И вот — я торжественно объявляю: до конца моих дней я не предприму ничего, чтобы повторить мой печальный опыт возвышения. Я остаюсь внизу и снизу плюю на всю вашу общественную лестницу. Да. На каждую ступеньку лестницы — по плевку. Чтоб по ней подыматься, надо быть жидовскою мордою без страха и упрека, надо быть пидорасом, выкованным из чистой стали с головы до пят. А я — не такой.
Как бы то ни было — меня поперли. Меня, вдумчивого принца-аналитика, любовно перебиравшего души своих людей, меня— снизу — сочли штрейкбрехером и коллаборационистом, а сверху — лоботрясом с неуравновешенной психикой. Низы не хотели меня видеть, а верхи не могли без смеха обо мне говорить. «Верхи не могли, а низы не хотели». Что это предвещает, знатоки истинной философии истории? Совершенно верно: в ближайший же аванс меня будут…, по законам добра и красоты, а ближайший аванс — послезавтра, а значит, послезавтра меня измудохают.
— Фффу!
— Кто сказал «фффу»? Это вы, ангелы, сказали «фффу!»?
— Да, это мы сказали. Фффу, Веня, как ты ругаешься!
— Да как же, посудите сами, как не ругаться! Весь этот житейский вздор так надломил меня, что я с того самого дня не просыхаю. Я и до этого не сказать, чтоб очень просыхал, но, во всяком случае, я хоть запоминал, что я пью и в какой последовательности, а теперь и этого не могу упомнить… У меня все полосами, все в жизни как-то полосами: то не пью неделю подряд, то пью потом сорок дней, потом опять четыре дня не пью, а потом опять шесть месяцев пью без единого роздыха… Вот и теперь…
— Мы понимаем, мы все понимаем. Тебя оскорбили, и твое прекрасное сердце…
Да, да, в тот день мое прекрасное сердце целых полчаса боролось с рассудком. Как в трагедиях Пьера Корнеля, поэта-лауреата: долг борется с сердечным влечением. Только у меня наоборот: сердечное влечение боролось с рассудком и долгом. Сердце мне говорило: «Тебя обидели, тебя сравняли с говном. Поди, Веничка, и напейся. Встань и поди напейся, как сука». Так говорило мое прекрасное сердце. А мой рассудок? — он брюзжал и упорствовал: «Ты не встанешь, Ерофеев, ты никуда не пойдешь и ни капли не выпьешь». А сердце на это: «Ну ладно, Веничка, ладно. Много пить не надо, не надо напиваться, как сука, а выпей четыреста грамм и завязывай». «Никаких грамм! — отчеканивал рассудок. — Если уж без этого нельзя, поди и выпей три кружки пива, а о граммах своих, Ерофеев, и помнить забудь». А сердце заныло: «Ну хоть двести грамм.
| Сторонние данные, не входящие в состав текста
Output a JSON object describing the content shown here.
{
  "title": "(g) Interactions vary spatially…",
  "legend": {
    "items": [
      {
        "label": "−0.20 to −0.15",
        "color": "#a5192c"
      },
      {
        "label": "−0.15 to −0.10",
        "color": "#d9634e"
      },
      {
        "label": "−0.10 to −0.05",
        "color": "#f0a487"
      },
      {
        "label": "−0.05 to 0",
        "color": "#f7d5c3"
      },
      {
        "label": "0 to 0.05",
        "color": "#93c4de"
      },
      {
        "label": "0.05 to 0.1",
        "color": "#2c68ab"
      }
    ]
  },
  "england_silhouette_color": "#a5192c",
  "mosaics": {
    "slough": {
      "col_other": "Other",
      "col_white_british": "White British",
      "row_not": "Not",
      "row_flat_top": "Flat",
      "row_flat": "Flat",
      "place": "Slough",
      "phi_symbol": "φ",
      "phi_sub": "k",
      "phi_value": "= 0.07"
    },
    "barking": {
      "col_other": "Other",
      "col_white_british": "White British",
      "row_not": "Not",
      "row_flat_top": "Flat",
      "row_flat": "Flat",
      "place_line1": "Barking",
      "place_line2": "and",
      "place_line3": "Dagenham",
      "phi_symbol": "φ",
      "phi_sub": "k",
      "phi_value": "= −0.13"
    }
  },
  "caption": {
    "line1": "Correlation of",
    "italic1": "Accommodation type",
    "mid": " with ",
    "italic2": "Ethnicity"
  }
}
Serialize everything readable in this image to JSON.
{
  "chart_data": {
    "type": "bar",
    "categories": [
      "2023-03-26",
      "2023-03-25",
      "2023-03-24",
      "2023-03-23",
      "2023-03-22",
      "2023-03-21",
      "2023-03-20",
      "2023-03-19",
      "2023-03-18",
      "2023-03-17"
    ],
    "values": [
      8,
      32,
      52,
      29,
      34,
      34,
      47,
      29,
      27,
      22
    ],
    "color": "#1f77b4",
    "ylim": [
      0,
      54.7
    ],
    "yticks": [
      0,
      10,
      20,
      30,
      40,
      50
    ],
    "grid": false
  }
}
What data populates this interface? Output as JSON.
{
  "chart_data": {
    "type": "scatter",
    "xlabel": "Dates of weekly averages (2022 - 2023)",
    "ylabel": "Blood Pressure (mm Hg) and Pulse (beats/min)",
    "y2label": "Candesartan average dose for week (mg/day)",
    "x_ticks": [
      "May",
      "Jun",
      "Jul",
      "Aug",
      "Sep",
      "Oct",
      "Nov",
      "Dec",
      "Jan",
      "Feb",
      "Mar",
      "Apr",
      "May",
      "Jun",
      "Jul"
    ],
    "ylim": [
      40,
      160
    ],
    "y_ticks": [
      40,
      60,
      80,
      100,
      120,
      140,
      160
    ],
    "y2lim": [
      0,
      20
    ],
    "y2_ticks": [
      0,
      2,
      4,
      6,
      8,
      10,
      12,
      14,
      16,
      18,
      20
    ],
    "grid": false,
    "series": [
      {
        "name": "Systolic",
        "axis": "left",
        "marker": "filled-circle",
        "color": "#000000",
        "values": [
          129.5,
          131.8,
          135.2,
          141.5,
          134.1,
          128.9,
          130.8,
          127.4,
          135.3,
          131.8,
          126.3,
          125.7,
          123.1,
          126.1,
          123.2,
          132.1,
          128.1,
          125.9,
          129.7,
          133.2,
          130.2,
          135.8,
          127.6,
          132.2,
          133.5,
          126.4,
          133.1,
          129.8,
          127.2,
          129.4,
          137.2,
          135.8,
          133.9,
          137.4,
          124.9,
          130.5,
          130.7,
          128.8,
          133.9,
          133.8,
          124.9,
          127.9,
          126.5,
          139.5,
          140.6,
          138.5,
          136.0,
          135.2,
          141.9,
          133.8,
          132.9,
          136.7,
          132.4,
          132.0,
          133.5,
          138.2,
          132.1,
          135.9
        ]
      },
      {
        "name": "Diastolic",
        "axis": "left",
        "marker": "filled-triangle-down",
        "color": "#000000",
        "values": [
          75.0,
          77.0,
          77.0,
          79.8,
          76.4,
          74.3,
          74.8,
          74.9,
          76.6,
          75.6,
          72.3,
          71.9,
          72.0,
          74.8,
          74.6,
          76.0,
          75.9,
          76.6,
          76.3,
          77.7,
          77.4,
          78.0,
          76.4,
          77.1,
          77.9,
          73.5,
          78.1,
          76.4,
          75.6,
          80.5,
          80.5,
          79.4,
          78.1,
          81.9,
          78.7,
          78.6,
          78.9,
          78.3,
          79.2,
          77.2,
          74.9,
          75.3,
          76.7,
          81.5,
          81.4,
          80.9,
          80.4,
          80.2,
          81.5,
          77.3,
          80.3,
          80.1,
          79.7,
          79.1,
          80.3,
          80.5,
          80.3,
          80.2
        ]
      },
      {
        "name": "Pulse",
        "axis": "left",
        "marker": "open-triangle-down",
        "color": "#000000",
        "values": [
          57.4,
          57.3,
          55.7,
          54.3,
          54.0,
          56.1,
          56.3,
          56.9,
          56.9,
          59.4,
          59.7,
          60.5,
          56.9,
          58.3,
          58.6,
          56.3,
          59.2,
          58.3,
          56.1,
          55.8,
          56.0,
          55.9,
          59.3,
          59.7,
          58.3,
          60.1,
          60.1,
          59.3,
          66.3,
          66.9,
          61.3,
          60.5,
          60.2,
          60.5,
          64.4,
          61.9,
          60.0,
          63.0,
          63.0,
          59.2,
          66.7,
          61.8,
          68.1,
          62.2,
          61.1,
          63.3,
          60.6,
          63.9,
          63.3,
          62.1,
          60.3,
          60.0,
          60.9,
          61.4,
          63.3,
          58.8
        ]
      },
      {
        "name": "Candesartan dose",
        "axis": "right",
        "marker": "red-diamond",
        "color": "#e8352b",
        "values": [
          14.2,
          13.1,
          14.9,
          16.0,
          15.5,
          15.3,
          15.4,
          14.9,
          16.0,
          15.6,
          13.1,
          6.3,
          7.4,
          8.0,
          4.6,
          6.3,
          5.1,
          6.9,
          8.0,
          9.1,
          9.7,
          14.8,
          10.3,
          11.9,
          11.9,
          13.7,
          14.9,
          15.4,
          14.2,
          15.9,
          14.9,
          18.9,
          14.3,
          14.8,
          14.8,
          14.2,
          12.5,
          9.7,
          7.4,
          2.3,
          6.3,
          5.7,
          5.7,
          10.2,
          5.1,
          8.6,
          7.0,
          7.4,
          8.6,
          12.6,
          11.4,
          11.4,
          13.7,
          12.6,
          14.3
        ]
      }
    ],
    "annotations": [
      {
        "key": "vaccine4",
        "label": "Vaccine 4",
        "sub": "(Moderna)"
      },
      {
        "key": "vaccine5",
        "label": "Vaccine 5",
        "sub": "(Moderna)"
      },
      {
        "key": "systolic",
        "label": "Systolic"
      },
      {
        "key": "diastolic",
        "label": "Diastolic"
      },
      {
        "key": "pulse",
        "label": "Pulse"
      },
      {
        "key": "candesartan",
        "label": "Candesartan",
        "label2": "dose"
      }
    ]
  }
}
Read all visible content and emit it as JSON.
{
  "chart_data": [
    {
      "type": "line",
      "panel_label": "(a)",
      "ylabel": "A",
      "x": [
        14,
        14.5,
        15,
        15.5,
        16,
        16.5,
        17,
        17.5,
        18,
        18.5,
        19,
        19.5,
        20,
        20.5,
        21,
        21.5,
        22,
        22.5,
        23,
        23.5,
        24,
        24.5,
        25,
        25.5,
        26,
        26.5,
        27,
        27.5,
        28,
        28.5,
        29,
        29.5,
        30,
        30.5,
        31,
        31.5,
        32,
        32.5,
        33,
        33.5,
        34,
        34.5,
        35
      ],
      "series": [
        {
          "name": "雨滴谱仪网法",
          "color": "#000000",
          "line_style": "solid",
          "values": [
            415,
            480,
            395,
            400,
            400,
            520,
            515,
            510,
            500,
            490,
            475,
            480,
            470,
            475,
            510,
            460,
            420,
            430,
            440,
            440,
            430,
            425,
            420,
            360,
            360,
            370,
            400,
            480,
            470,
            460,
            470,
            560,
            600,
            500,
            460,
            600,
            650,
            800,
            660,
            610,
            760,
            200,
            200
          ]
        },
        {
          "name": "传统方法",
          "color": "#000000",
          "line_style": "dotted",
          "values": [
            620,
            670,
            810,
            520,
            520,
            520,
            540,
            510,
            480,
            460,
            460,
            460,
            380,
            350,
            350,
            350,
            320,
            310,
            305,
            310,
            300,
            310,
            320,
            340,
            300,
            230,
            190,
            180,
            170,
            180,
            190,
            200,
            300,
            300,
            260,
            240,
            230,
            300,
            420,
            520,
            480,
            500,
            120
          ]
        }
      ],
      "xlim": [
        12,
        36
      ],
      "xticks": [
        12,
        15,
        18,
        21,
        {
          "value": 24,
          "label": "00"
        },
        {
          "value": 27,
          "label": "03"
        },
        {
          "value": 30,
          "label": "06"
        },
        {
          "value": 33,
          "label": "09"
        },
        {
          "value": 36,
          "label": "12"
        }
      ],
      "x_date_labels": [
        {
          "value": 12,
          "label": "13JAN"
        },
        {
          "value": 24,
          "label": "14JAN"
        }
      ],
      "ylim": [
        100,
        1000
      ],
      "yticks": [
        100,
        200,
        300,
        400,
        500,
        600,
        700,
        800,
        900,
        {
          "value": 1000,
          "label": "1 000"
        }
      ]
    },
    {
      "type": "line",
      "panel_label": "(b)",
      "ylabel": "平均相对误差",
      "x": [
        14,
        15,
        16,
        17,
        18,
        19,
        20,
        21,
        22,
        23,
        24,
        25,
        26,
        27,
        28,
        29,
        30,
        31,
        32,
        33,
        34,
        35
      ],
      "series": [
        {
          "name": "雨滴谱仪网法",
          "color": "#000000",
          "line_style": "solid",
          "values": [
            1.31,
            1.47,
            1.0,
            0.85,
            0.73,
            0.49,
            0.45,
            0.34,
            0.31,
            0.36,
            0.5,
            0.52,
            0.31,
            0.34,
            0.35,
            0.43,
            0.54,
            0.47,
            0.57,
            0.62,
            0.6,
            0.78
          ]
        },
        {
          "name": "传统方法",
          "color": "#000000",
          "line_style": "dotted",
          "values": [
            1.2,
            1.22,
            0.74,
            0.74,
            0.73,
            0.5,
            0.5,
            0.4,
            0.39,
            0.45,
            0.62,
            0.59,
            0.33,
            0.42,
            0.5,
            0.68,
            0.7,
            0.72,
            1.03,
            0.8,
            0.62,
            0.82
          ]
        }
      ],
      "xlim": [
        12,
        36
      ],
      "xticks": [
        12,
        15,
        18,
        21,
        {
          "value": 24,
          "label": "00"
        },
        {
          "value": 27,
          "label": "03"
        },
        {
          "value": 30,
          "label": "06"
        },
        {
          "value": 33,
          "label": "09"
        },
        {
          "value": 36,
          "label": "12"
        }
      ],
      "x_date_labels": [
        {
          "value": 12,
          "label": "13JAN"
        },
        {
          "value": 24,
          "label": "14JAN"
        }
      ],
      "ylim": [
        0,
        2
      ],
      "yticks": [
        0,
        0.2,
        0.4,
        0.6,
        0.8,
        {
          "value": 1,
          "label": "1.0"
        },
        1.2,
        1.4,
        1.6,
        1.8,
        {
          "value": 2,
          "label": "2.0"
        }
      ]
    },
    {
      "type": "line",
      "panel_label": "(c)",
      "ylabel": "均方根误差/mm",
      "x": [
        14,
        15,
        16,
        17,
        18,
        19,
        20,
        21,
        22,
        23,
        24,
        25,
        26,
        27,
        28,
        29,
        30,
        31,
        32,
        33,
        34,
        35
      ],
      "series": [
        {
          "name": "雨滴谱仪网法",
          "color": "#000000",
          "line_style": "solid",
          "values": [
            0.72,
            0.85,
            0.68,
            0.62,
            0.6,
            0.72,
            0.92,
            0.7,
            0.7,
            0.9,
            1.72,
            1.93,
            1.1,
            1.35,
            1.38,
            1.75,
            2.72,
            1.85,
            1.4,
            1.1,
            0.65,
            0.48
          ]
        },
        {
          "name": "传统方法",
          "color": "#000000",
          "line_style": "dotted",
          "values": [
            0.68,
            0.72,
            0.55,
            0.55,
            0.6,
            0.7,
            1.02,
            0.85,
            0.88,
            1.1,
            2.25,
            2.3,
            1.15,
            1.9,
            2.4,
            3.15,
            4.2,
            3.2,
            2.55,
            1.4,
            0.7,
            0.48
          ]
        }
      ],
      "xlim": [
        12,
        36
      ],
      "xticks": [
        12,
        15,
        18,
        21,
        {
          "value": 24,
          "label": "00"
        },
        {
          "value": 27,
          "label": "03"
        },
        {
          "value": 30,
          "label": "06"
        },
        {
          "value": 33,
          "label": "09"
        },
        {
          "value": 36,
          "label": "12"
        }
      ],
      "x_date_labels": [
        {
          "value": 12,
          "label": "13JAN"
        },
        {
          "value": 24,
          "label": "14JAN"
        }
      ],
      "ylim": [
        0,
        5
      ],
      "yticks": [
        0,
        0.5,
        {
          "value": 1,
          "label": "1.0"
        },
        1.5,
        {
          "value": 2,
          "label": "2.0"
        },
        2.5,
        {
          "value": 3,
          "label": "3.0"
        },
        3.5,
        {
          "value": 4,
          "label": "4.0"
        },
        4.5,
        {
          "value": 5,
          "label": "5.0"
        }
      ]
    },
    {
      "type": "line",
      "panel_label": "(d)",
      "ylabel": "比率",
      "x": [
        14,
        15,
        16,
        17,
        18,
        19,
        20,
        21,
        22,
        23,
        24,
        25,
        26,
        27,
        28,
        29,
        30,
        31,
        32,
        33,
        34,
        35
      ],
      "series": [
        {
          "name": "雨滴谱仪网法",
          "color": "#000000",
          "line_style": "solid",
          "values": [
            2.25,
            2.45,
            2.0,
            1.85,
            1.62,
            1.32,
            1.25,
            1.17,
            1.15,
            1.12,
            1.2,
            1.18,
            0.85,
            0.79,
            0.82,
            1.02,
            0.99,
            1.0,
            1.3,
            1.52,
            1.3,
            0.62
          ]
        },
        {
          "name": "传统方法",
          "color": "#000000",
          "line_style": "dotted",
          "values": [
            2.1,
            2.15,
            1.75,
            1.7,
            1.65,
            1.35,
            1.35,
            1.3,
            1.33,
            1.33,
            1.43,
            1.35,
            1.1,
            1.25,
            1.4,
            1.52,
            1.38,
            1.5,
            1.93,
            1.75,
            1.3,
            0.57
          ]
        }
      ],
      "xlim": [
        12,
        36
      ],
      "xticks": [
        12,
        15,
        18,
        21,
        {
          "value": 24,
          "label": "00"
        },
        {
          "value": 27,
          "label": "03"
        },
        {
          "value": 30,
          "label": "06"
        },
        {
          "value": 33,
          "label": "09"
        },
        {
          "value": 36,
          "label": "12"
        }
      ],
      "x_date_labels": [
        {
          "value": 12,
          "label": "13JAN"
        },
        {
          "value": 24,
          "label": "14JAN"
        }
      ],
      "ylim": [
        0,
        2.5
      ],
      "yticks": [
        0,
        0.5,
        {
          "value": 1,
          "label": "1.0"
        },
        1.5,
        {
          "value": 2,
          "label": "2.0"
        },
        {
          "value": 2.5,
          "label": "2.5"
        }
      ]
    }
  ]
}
Ну…
Реутово — Никольское
ну, хоть сто пятьдесят…» и тогда рассудок: «Ну хорошо, Веня, — сказал, — хорошо, выпей сто пятьдесят, только никуда не ходи, сиди дома…».
Что ж вы думаете? Я выпил сто пятьдесят и усидел дома? Ха-ха. Я с этого дня пил по тысяче пятьсот каждый день, чтобы усидеть дома, и все-таки не усидел. Потому что на шестой день размок уже настолько, что исчезла грань между рассудком и сердцем, и оба в голос мне затвердили: «Поезжай, поезжай в Петушки! В Петушках — твое спасение и радость твоя, поезжай.»